A few years ago, one of my colleagues introduced me to an idea. Since then, I haven’t been able to get this idea out of my head. He called it The Time-Love Continuum. (Dun dun dunnnnnnn!)

It goes something like this.

The more time you spend with an idea, the more you fall in love with it. Time and familiarity with an idea don’t guarantee the idea will work as you intend. But if you’re aware that our brains work this way, you can avoid the predictable pitfalls.

Risk 1: Creativity and objectivity are compromised

There’s a phrase: “You can’t see the forest for the trees.” What you focus your attention on will gradually fill your entire field of vision. When you think about your idea, you risk losing your ability to evaluate it against other possibilities. You might not even be able to think of other possibilities!

Counteract this tendency by thinking of lots and lots and lots of ideas before picking one. Think of bad ideas. Crazy ideas. Ideas that come out of nowhere. Give yourself options to play with and compare. There’s plenty of time to fall in love with your idea, once you’ve proven it’s actually a good one.

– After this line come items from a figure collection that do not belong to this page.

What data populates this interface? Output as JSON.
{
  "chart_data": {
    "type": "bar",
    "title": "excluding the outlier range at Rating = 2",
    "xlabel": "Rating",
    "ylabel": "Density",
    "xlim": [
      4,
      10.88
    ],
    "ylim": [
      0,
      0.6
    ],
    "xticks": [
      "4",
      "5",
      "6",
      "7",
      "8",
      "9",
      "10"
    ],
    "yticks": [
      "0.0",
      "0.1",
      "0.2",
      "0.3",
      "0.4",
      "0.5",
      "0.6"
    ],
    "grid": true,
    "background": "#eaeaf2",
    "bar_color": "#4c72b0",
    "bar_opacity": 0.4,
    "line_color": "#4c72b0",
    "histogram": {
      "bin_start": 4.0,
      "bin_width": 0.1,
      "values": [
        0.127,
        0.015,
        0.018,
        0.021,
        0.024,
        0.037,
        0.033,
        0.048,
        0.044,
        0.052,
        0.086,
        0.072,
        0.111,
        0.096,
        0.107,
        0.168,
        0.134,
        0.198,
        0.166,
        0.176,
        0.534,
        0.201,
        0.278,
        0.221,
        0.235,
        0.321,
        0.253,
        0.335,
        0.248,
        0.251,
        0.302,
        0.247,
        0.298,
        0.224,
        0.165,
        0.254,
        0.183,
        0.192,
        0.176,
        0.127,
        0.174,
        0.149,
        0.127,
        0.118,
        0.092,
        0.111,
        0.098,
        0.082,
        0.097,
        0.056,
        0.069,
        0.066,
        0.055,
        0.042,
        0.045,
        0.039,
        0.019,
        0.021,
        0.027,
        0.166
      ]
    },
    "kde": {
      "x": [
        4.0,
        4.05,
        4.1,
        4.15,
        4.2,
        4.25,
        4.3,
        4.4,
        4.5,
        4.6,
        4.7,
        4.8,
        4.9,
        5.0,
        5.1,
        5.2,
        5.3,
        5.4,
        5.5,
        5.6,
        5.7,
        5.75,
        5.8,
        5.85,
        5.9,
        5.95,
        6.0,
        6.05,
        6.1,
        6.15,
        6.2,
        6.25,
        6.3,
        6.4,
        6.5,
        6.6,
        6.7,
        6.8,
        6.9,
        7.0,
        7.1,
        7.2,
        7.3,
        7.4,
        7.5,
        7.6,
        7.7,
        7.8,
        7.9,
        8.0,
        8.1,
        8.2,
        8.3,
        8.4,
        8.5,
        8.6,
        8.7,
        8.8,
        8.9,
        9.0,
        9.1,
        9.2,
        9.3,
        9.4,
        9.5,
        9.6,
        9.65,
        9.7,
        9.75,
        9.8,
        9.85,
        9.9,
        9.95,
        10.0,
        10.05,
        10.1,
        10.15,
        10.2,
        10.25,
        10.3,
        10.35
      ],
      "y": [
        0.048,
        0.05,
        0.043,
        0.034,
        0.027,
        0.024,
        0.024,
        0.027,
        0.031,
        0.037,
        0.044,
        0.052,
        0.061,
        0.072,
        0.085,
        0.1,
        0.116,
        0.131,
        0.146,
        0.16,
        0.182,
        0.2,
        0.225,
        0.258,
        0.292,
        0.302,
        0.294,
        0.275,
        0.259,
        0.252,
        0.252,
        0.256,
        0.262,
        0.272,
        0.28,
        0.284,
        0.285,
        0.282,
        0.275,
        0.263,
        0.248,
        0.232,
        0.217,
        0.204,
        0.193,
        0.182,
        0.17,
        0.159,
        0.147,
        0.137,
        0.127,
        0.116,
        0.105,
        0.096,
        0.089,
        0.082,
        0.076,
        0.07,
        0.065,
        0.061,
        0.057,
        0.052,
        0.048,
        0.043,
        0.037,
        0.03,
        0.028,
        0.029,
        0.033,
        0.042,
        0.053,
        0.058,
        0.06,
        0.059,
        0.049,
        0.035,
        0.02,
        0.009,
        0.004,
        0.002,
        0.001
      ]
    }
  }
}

Risk 2: It becomes inevitable in your mind

One of my favorite books is Liminal Thinking by Dave Gray. In it, he shows how our experience and attention lead us to our unique perspectives and conclusions. What is “so obvious” to you—especially as you spend time with an idea—can be gibberish to someone else.

Instead, find someone who doesn’t know what you’ve been working on. Show them your idea. Ask them to describe it back to you. Ask what questions it brings to mind for them. Do this as early as possible. You’ll discover all sorts of things about how your idea does or does not make sense, so you can keep working on it.

Risk 3: Sunk cost thought distortion

Ah, the sunk cost fallacy. This is a thought distortion that leads you to illogically keep chasing something simply because you’ve already put time and money into it.

Although it is categorized as a thought distortion, it’s really an emotional imbalance. As humans, we REALLY don’t like the feeling of losing out on something, so we invent rationalizations for why we should continue—even when the evidence shows this idea won’t bring the results we want.

The antidote to this pitfall is to run lots of little experiments to test the idea along the way. The instant you see a problem or a gap, you can pivot. Doing this early, instead of waiting, will help you stay out of this logical fallacy.